There’s always a sense of desperation within segments of the NASCAR Cup Series garage when it comes to the annual spring race at Talladega Superspeedway, but it’s emanating from a completely different cast of characters this time.
For example, Ricky Stenhouse Jr. has always been a competitive superspeedway racer, but still hasn’t lived down the 2018 races at Daytona International Speedway where he caused three multi-car crashes over two races.
The carnage was a byproduct of his desperation to win, the only real chance he had to qualify for the Cup Series Playoffs during his tenure with Roush Fenway Racing, combined with a naturally aggressive driving style that has followed him throughout his career.
He had led the highest level of the sport in crashes over the past three seasons. They were calling him Wrecky Stenhouse. It was probably, unfortunately, earned.
Stenhouse has been a completely different driver this season, having not caused any incidents while carrying the consistency to the best overall start of his career. The two-time NASCAR Xfinity Series champion is 14th in the standings with a 13.1 average finish.
Stenhouse doesn’t have to win on Sunday and his approach reflects that reality.
“I’m not sitting here and saying like hey, we have to go get stage points,” Stenhouse said. “Just like at Daytona, if the opportunity arises, then we’ll go get them. If I feel like things are getting too dicey and something could happen and we won’t make it to the end of the race, then I’ll back out.”
Wouldn’t it be something if a slightly more conservative approach made the difference?
It certainly has for Denny Hamlin. His most recent Daytona 500 victory in 2020 came as a result of not blocking Ryan Newman and Ryan Blaney on the final lap and passing them both when they crashed on the final lap.
Hamlin is the standard in modern superspeedway races, and his status near the top of the standings annually allows him the flexibility to be more selective in his aggression.
“If you watch (Hamlin) yeah, he has teammates out there (but) he makes moves constantly, that benefits him and his team,” Stenhouse said. “I feel like that’s why he’s won so many Daytona 500s and that’s why he’s in mix at the end of these races.”
Meanwhile, the desperation is going to come from unfamiliar names on Sunday, with many expected contenders still mired deep in the standings.
Aric Almirola has a Cup Series superspeedway victory with Richard Petty Motorsports in 2014. He’s 27th in points after a miserable start to the season with just three top-10s and only three lead lap finishes. At 77 points out of a playoff spot, he’s realistically in must-win territory after the first nine races.

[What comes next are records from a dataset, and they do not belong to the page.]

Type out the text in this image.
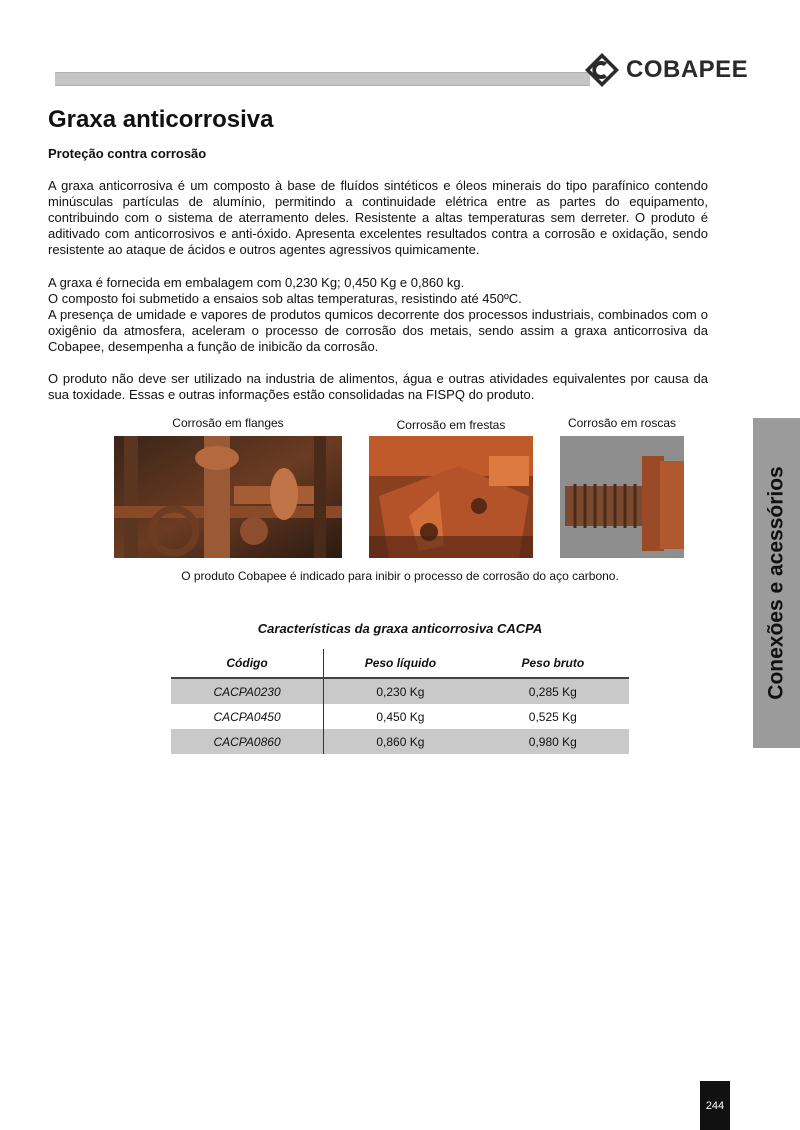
COBAPEE
Graxa anticorrosiva
Proteção contra corrosão

A graxa anticorrosiva é um composto à base de fluídos sintéticos e óleos minerais do tipo parafínico contendo minúsculas partículas de alumínio, permitindo a continuidade elétrica entre as partes do equipamento, contribuindo com o sistema de aterramento deles. Resistente a altas temperaturas sem derreter. O produto é aditivado com anticorrosivos e anti-óxido. Apresenta excelentes resultados contra a corrosão e oxidação, sendo resistente ao ataque de ácidos e outros agentes agressivos quimicamente.

A graxa é fornecida em embalagem com 0,230 Kg; 0,450 Kg e 0,860 kg.
O composto foi submetido a ensaios sob altas temperaturas, resistindo até 450ºC.
A presença de umidade e vapores de produtos qumicos decorrente dos processos industriais, combinados com o oxigênio da atmosfera, aceleram o processo de corrosão dos metais, sendo assim a graxa anticorrosiva da Cobapee, desempenha a função de inibicão da corrosão.

O produto não deve ser utilizado na industria de alimentos, água e outras atividades equivalentes por causa da sua toxidade. Essas e outras informações estão consolidadas na FISPQ do produto.

Corrosão em flanges	Corrosão em frestas	Corrosão em roscas
O produto Cobapee é indicado para inibir o processo de corrosão do aço carbono.
Características da graxa anticorrosiva CACPA
Código	Peso líquido	Peso bruto
CACPA0230	0,230 Kg	0,285 Kg
CACPA0450	0,450 Kg	0,525 Kg
CACPA0860	0,860 Kg	0,980 Kg
Conexões e acessórios
244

“I think pointing our way in from here is a long shot for sure,” Almirola said. “Especially just because we haven’t scored a lot of stage points anyway and our cars have been off, so a good day for us is similar to what we ran at Richmond — flirt with a top 10 and (maybe) score a few stage points.”

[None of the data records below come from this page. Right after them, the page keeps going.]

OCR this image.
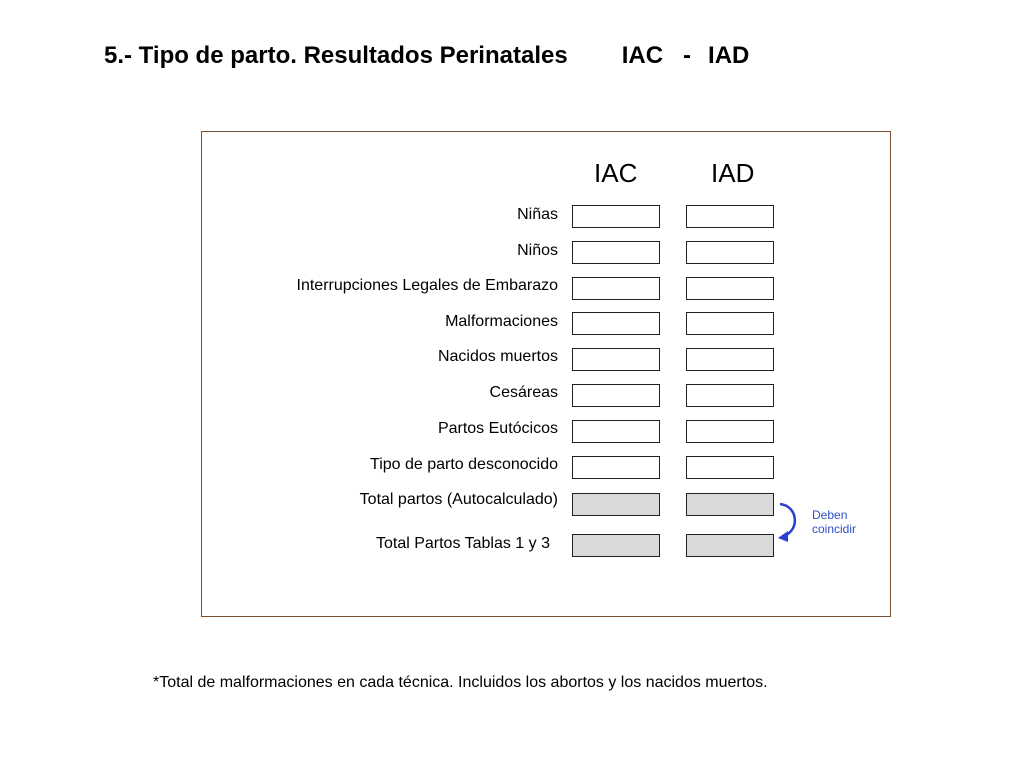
5.- Tipo de parto. Resultados Perinatales IAC - IAD
IAC	IAD
Niñas
Niños
Interrupciones Legales de Embarazo
Malformaciones
Nacidos muertos
Cesáreas
Partos Eutócicos
Tipo de parto desconocido
Total partos (Autocalculado)
Total Partos Tablas 1 y 3
Deben
coincidir
*Total de malformaciones en cada técnica. Incluidos los abortos y los nacidos muertos.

That won’t be good enough to make the playoffs from here, but a win on Sunday certainly would.
“We’re going tp need to win, and Talladega is a great opportunity for us to do that, but we can’t do that if we’re on a wrecker,” Almirola added. “So I think it is important for us to be mindful of that, making sure that we get to the finish so that we have a shot to win the race.”
Erik Jones is in his first season with Petty and is spot above Almirola. He has a superspeedway win with Joe Gibbs Racing in 2018 and made the playoffs in 2018-19. Cole Custer won a race at Kentucky last year and is 25th in points.
Meanwhile, in his first season with Chip Ganassi Racing, Ross Chastain hasn’t had a car capable of running near the front and is 24th in the standings.
What’s his approach?
“I heard a Trucks series veteran say a long time ago that we’ll probably crash but it’s the art of getting through it with minimal damage or no damage so we can be there at the end,” Chastain said.
“What I learned at the 500 will pay off, although it was a smaller pack most of the race after the first big crash. … I don’t know if anyone can feel favorable going to Talladega. It’s just Talladega. We’ll race and work with Team Chevy, Kurt Busch and see what we can come out with.”
Having won last weekend at Richmond to punch his own ticket into the playoffs, Alex Bowman says avoiding terminal damage and simply surviving to the end is most of the battle.
“You’ve got to be there at the end and that’s really hard to do at superspeedways these days,” Bowman said. “Everybody is just continually getting more aggressive, continually feeling like they can throw huge blocks and not cause crashes and push each other really aggressively and not crash.
“Surprise! We crash a lot. It’s just tough to make it to the end. I think knowing when to be aggressive is key. It’s different each and every speedway race. It kind of has a flow to how the race goes and it’s kind of a guessing game, to a point. I feel like there’s definitely some guys that have it a little more scienced-out than I do, but we just have to do what we can to survive to the end and be aggressive when it counts.”